The evil people who sank French ships at the outbreak of WW2 were the British, not the Germans. Churchill did not trust Darlan…quite rightly given subsequent events. He made the only decision which made strategic sense - to sink as much of the French fleet as possible - but poisoned relations with the French by sinking ships and killing sailors.
Darlan’s refusal to transfer the French Navy to the British probably lengthened the War by several months, but at the time he would have seemed right in his assumption that Germany would win the war, since US businesses (and Russia) were cheerfully supplying Nazi Germany and Britain’s position seemed hopeless.
I agree entirely with your post, btw. There is even today an immense amount of anti-Semitism in the US, but usually from people who are not in a position to do much about it. Now it’s going to be anti-Muslim.
Someone today pointed out the parallels in the UK. The “whining Jews” (as a senior civil servant described them) came to this country, created jobs and raised the standards of medicine and academia. Our neo-fascist party UKIP keeps on about Muslims supposedly living on State handouts, but a quick look around major cities shows large numbers of small Muslim businesses, and without Muslims and Hindus our national health service would be non-viable. (Also without people from the Caribbean, though most of them are actually now second or third generation British.) People have simply not thought through the implications of reducing immigration and “sending them back” - an impoverished country with failed public services.

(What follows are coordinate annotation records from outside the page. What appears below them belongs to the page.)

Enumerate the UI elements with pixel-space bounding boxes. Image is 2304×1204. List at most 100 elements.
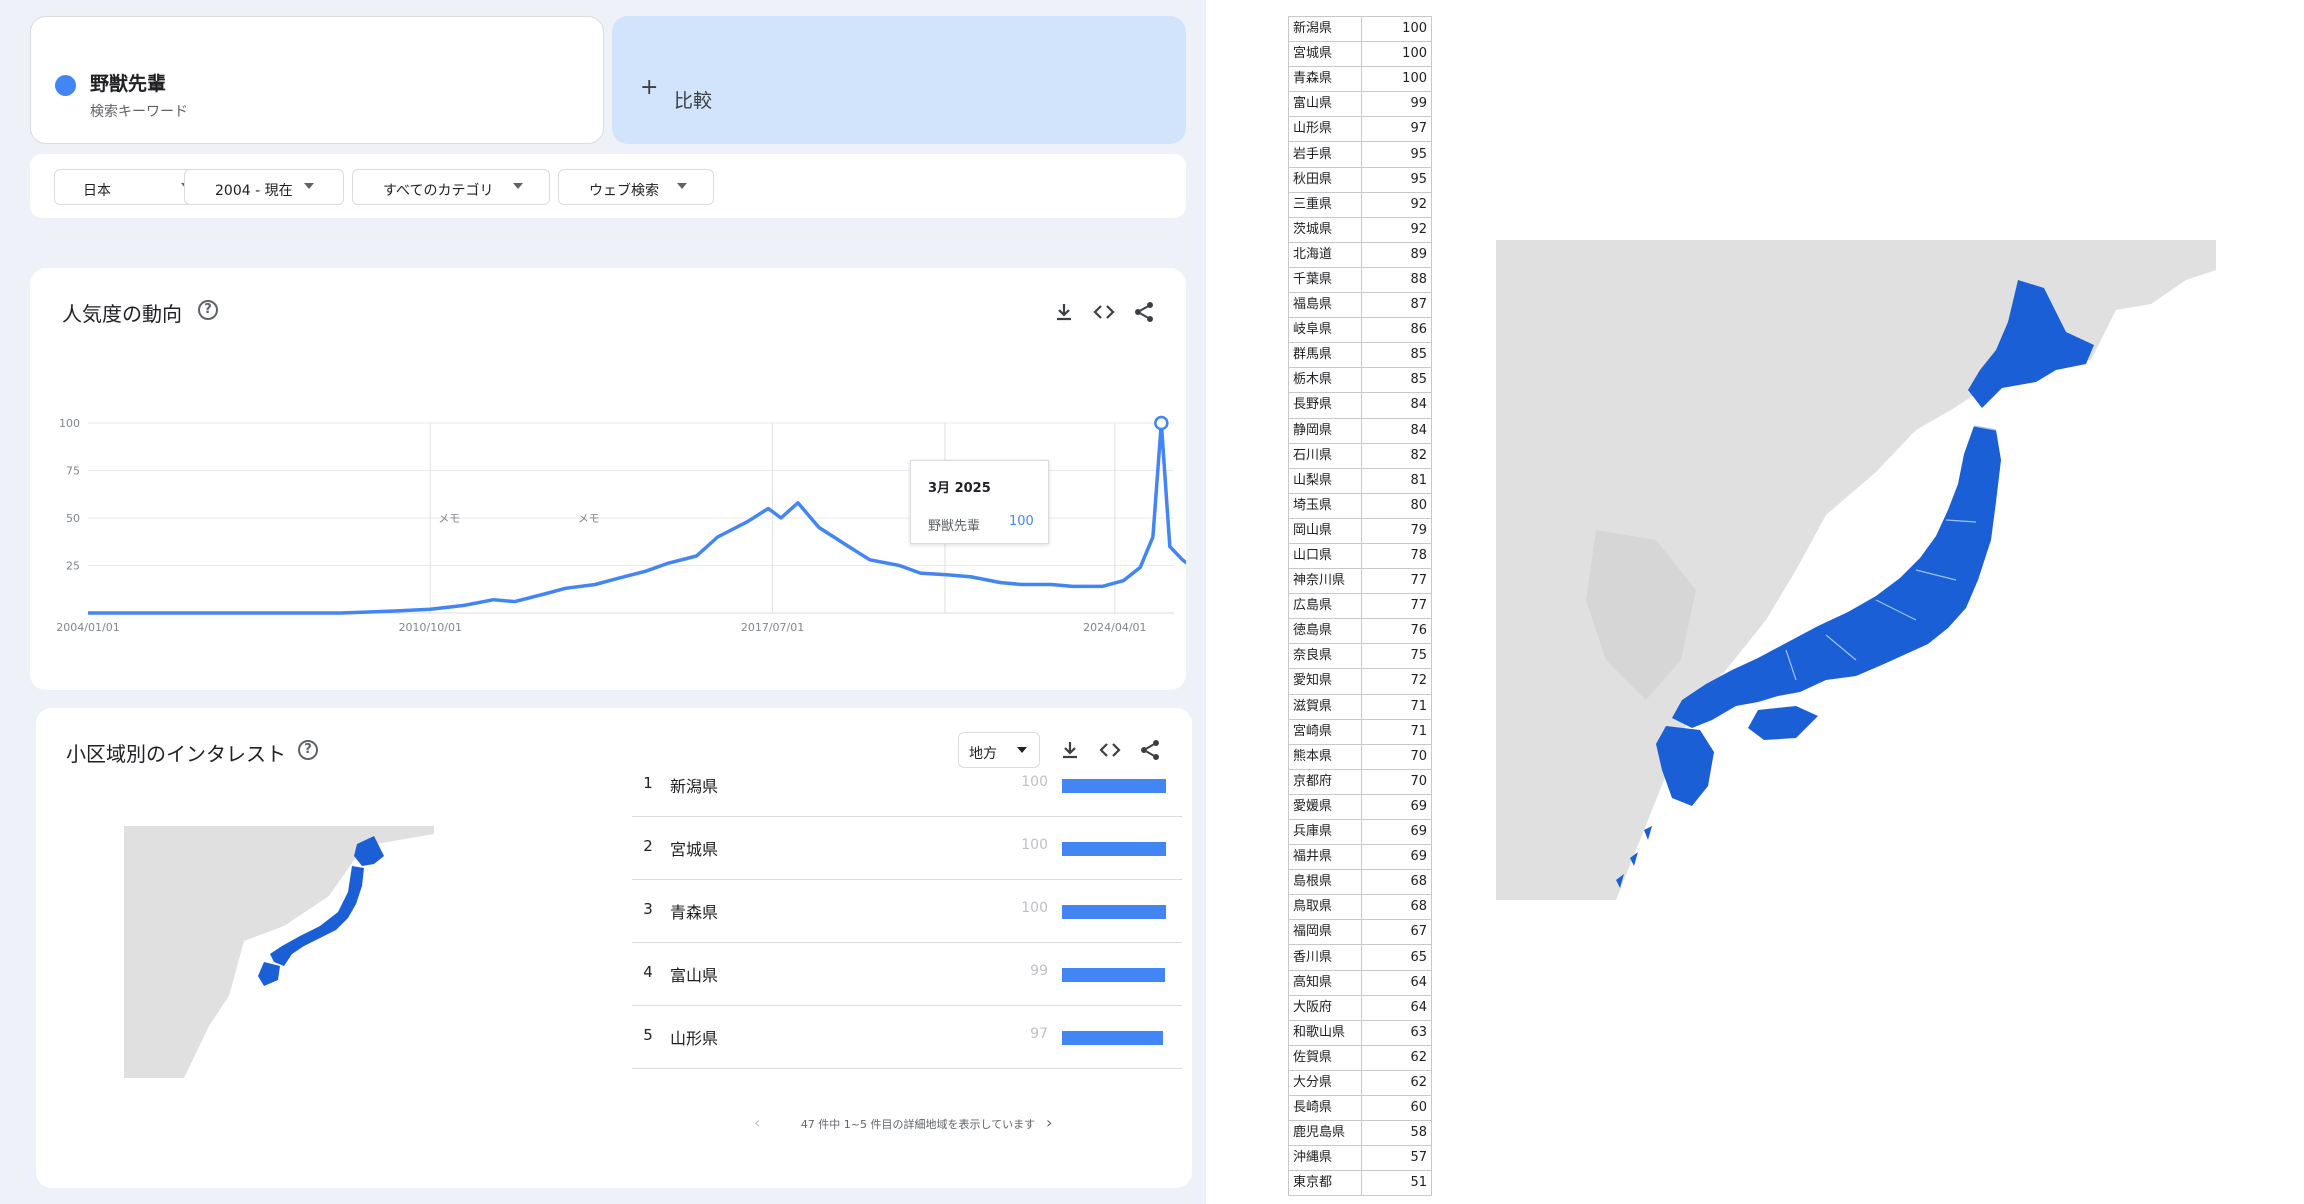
interest-by-region-card: 小区域別のインタレスト ? 地方 1 新潟県 100 2 宮城県 100 3 青… [36, 708, 1192, 1188]
table-prefecture-cell: 福井県 [1288, 844, 1362, 871]
chart-tooltip: 3月 2025 野獣先輩 100 [910, 460, 1049, 544]
region-name: 新潟県 [670, 777, 719, 796]
table-row: 鳥取県 68 [1288, 894, 1432, 921]
region-rank: 3 [643, 900, 653, 918]
search-term-type: 検索キーワード [90, 104, 188, 120]
pager-text: 47 件中 1~5 件目の詳細地域を表示しています [800, 1118, 1036, 1131]
plus-icon: + [640, 75, 659, 100]
region-value-bar [1062, 905, 1166, 919]
category-dropdown[interactable]: すべてのカテゴリ [352, 169, 550, 205]
region-row[interactable]: 2 宮城県 100 [632, 817, 1182, 880]
table-row: 埼玉県 80 [1288, 492, 1432, 519]
table-prefecture-cell: 千葉県 [1288, 266, 1362, 294]
table-value-cell: 71 [1361, 693, 1432, 720]
table-value-cell: 72 [1361, 668, 1432, 695]
table-value-cell: 97 [1361, 116, 1432, 143]
japan-choropleth-map[interactable] [1496, 240, 2216, 900]
region-name: 宮城県 [670, 840, 719, 859]
table-prefecture-cell: 熊本県 [1288, 743, 1362, 770]
japan-mini-map[interactable] [124, 826, 434, 1078]
table-row: 富山県 99 [1288, 91, 1432, 118]
table-value-cell: 95 [1361, 166, 1432, 193]
region-row[interactable]: 5 山形県 97 [632, 1006, 1182, 1069]
table-row: 長崎県 60 [1288, 1095, 1432, 1122]
table-value-cell: 100 [1361, 66, 1432, 93]
region-rank: 4 [643, 963, 653, 981]
y-axis-labels: 100 75 50 25 [59, 417, 80, 573]
table-prefecture-cell: 広島県 [1288, 593, 1362, 620]
prefecture-value-table: 新潟県 100 宮城県 100 青森県 100 富山県 99 山形県 97 岩手県 95 秋田県 95 三重… [1288, 15, 1432, 1197]
search-type-dropdown[interactable]: ウェブ検索 [558, 169, 714, 205]
peak-marker [1154, 415, 1169, 431]
y-tick-label: 50 [66, 512, 80, 525]
table-value-cell: 65 [1361, 944, 1432, 971]
table-row: 高知県 64 [1288, 969, 1432, 996]
table-value-cell: 51 [1361, 1170, 1432, 1197]
table-row: 大分県 62 [1288, 1069, 1432, 1097]
table-row: 熊本県 70 [1288, 743, 1432, 770]
region-row[interactable]: 4 富山県 99 [632, 943, 1182, 1006]
table-prefecture-cell: 山口県 [1288, 542, 1362, 570]
table-row: 長野県 84 [1288, 392, 1432, 419]
table-value-cell: 88 [1361, 266, 1432, 294]
table-value-cell: 99 [1361, 91, 1432, 118]
table-prefecture-cell: 岡山県 [1288, 517, 1362, 544]
table-value-cell: 87 [1361, 292, 1432, 319]
table-prefecture-cell: 愛知県 [1288, 668, 1362, 695]
table-row: 岩手県 95 [1288, 141, 1432, 168]
google-trends-panel: 野獣先輩 検索キーワード + 比較 日本 2004 - 現在 すべてのカテゴリ … [0, 0, 1206, 1204]
table-value-cell: 79 [1361, 517, 1432, 544]
caret-down-icon [1017, 747, 1027, 753]
region-rank: 5 [643, 1026, 653, 1044]
pager-next-icon[interactable]: › [1046, 1113, 1052, 1132]
table-prefecture-cell: 茨城県 [1288, 216, 1362, 243]
compare-button[interactable]: + 比較 [612, 16, 1186, 144]
table-value-cell: 58 [1361, 1120, 1432, 1147]
search-term-card[interactable]: 野獣先輩 検索キーワード [30, 16, 604, 144]
table-row: 東京都 51 [1288, 1170, 1432, 1197]
table-prefecture-cell: 神奈川県 [1288, 568, 1362, 595]
region-value: 100 [1021, 837, 1048, 853]
table-value-cell: 57 [1361, 1145, 1432, 1172]
x-tick-label: 2004/01/01 [56, 621, 119, 634]
region-row[interactable]: 1 新潟県 100 [632, 754, 1182, 817]
region-value-bar [1062, 1031, 1163, 1045]
table-prefecture-cell: 兵庫県 [1288, 818, 1362, 846]
table-value-cell: 67 [1361, 919, 1432, 946]
table-value-cell: 85 [1361, 367, 1432, 394]
tooltip-value: 100 [1009, 514, 1034, 529]
table-prefecture-cell: 福岡県 [1288, 919, 1362, 946]
region-value-bar [1062, 968, 1165, 982]
help-icon[interactable]: ? [298, 740, 318, 760]
table-value-cell: 69 [1361, 844, 1432, 871]
table-prefecture-cell: 滋賀県 [1288, 693, 1362, 720]
x-tick-label: 2010/10/01 [399, 621, 462, 634]
search-type-label: ウェブ検索 [589, 183, 659, 199]
table-value-cell: 78 [1361, 542, 1432, 570]
table-row: 福井県 69 [1288, 844, 1432, 871]
table-prefecture-cell: 山梨県 [1288, 467, 1362, 494]
table-row: 北海道 89 [1288, 241, 1432, 268]
table-row: 石川県 82 [1288, 442, 1432, 469]
table-row: 鹿児島県 58 [1288, 1120, 1432, 1147]
table-prefecture-cell: 秋田県 [1288, 166, 1362, 193]
compare-label: 比較 [674, 90, 713, 112]
table-prefecture-cell: 青森県 [1288, 66, 1362, 93]
table-row: 兵庫県 69 [1288, 818, 1432, 846]
table-row: 宮崎県 71 [1288, 718, 1432, 745]
table-prefecture-cell: 三重県 [1288, 191, 1362, 218]
table-prefecture-cell: 奈良県 [1288, 643, 1362, 670]
table-value-cell: 64 [1361, 994, 1432, 1021]
table-row: 沖縄県 57 [1288, 1145, 1432, 1172]
table-prefecture-cell: 埼玉県 [1288, 492, 1362, 519]
table-prefecture-cell: 沖縄県 [1288, 1145, 1362, 1172]
region-value: 100 [1021, 900, 1048, 916]
table-prefecture-cell: 栃木県 [1288, 367, 1362, 394]
table-prefecture-cell: 長崎県 [1288, 1095, 1362, 1122]
region-row[interactable]: 3 青森県 100 [632, 880, 1182, 943]
table-prefecture-cell: 石川県 [1288, 442, 1362, 469]
table-value-cell: 89 [1361, 241, 1432, 268]
time-range-dropdown[interactable]: 2004 - 現在 [184, 169, 344, 205]
x-tick-label: 2024/04/01 [1083, 621, 1146, 634]
table-prefecture-cell: 山形県 [1288, 116, 1362, 143]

Politicians need to stop looking at the editor of the Daily Mail and start telling the truth.


#27

It’s pretty obvious from the “American Experiment” (not scare quotes per se. Just an admission that we haven’t always borne sweet fruit) that diversity, compassion and rules that minimize harm leads to greatness. While suspicion, hatred, and bigotry invariably leads to destruction, death, and unrest.

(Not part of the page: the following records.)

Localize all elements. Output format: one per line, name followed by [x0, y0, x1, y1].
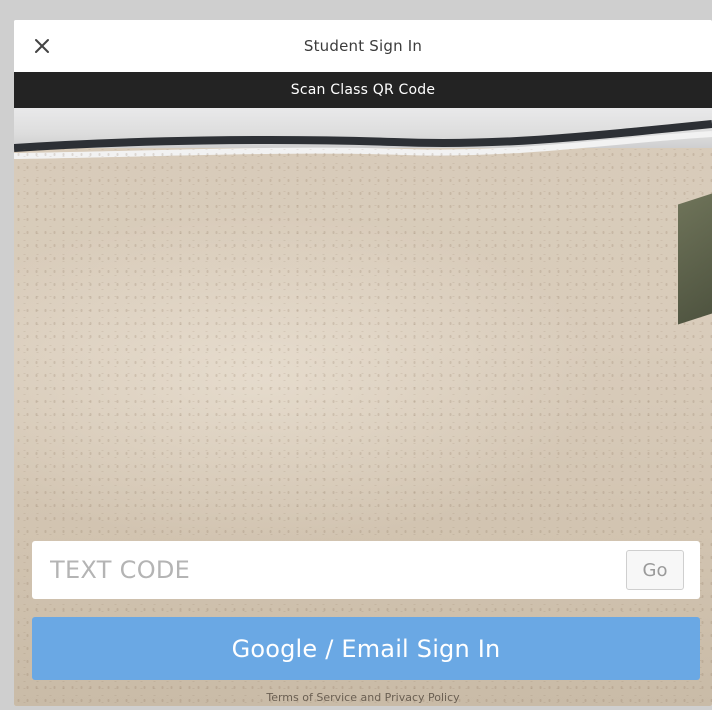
modal-header: Student Sign In	[14, 20, 712, 72]
page-title: Student Sign In	[303, 37, 423, 55]
terms-privacy-link[interactable]: Terms of Service and Privacy Policy	[14, 688, 712, 706]
text-code-container: Go	[32, 541, 700, 599]
screen-frame: Student Sign In Scan Class QR Code Go Go…	[0, 0, 712, 710]
camera-object	[678, 191, 712, 325]
scan-qr-label: Scan Class QR Code	[290, 82, 436, 98]
close-icon	[35, 39, 49, 53]
text-code-input[interactable]	[32, 541, 612, 599]
close-button[interactable]	[30, 34, 54, 58]
student-sign-in-modal: Student Sign In Scan Class QR Code Go Go…	[14, 20, 712, 706]
go-button[interactable]: Go	[626, 550, 684, 590]
google-email-sign-in-button[interactable]: Google / Email Sign In	[32, 617, 700, 680]
scan-qr-banner: Scan Class QR Code	[14, 72, 712, 108]
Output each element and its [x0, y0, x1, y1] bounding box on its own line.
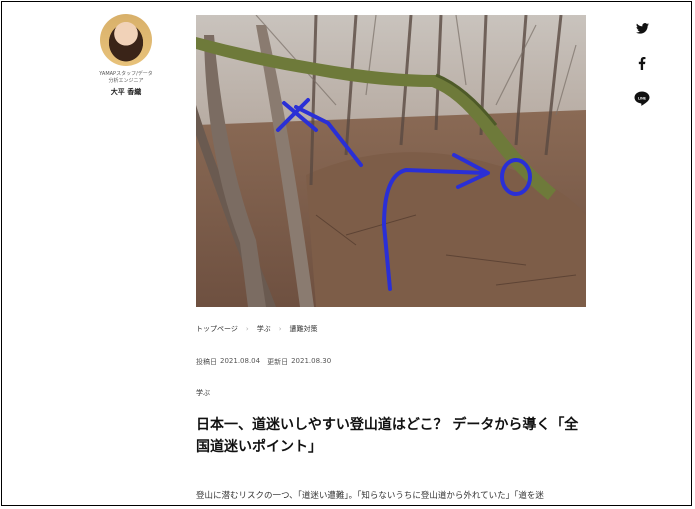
breadcrumb-learn[interactable]: 学ぶ [257, 324, 271, 334]
avatar-badge: ! [106, 16, 109, 22]
line-label: LINE [638, 96, 647, 100]
line-icon: LINE [634, 91, 650, 106]
breadcrumb: トップページ › 学ぶ › 遭難対策 [196, 324, 318, 334]
share-buttons: LINE [632, 18, 652, 123]
facebook-icon [638, 56, 646, 70]
breadcrumb-top[interactable]: トップページ [196, 324, 238, 334]
twitter-share-button[interactable] [632, 18, 652, 38]
avatar[interactable]: ! [100, 14, 152, 66]
facebook-share-button[interactable] [632, 53, 652, 73]
post-dates: 投稿日 2021.08.04 更新日 2021.08.30 [196, 357, 331, 367]
author-role: YAMAPスタッフ/データ 分析エンジニア [99, 71, 153, 84]
category-link[interactable]: 学ぶ [196, 388, 210, 398]
line-share-button[interactable]: LINE [632, 88, 652, 108]
article-title: 日本一、道迷いしやすい登山道はどこ？ データから導く「全国道迷いポイント」 [196, 417, 579, 455]
breadcrumb-separator: › [278, 325, 282, 333]
breadcrumb-separator: › [245, 325, 249, 333]
updated-date: 2021.08.30 [291, 357, 332, 365]
breadcrumb-current[interactable]: 遭難対策 [290, 324, 318, 334]
hero-image [196, 15, 586, 307]
author-card[interactable]: ! YAMAPスタッフ/データ 分析エンジニア 大平 香織 [92, 14, 160, 97]
published-date: 2021.08.04 [220, 357, 261, 365]
twitter-icon [635, 22, 649, 34]
updated-label: 更新日 [267, 358, 289, 366]
article-lead: 登山に潜むリスクの一つ、「道迷い遭難」。「知らないうちに登山道から外れていた」「… [196, 491, 544, 501]
author-name[interactable]: 大平 香織 [92, 87, 160, 97]
published-label: 投稿日 [196, 358, 217, 366]
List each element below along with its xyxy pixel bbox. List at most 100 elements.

America certainly isn’t perfect. But it can offer an illustrative example in its history, at least. I’m certainly willing to be an object lesson. I’m not great, or possibly even good. But I’m sure someone can learn from my mistakes. Likewise, I’m sure people can learn from America’s mistakes.


#28

I don’t expect Americans in general to be better or worse than any other people. What happens there, however, affects us all because its politicians are more powerful and its businesses bigger than those of any other nation. And that is in part because it has more educated middle and upper class people to choose from than any other country in the world (China and India have more people but the populations with Western living standards are much smaller than the US).
Europe is still a mess because it is full of nationalistic, little politicians. The US State system means that little politicians can posture in the states without threatening the whole enterprise. In Europe, similar people can and do create chaos. Sadly, the example of the US seems wasted on the little national politicians. The fact that the President of the EU is a “little” politician from a tiny country which is largely a tax haven says it all.


#29

Personally I’m offended that Namor is wearing so much clothing. Those are practically bicycle shorts.


#30

The Angel appears to have a mustache; aside from magical heroes, like Mandrake, and the male Viltrumites in “Invincible”, this facial adornment seems to have fallen by the wayside. It is odd, because a fake mustache could really add to the disguise value of a superhero costume.


#31

Mustachioed superheroes kept getting mistaken for their evil twins.


#32

I though evil twins had beards :smiley:


#33

For a clearer idea of what this would look like, we just need another term with George Osbourn as Chancellor… or, worse still, Leader.


#34

Osborne is a comic book character who is not funny.
But he is forbidden to acknowledge that the problem of the British economy is all the money going into a housing bubble, starving the real economy of investment. The real super-villains are behind the scenes; he is just the monkey, they are grinding the organ.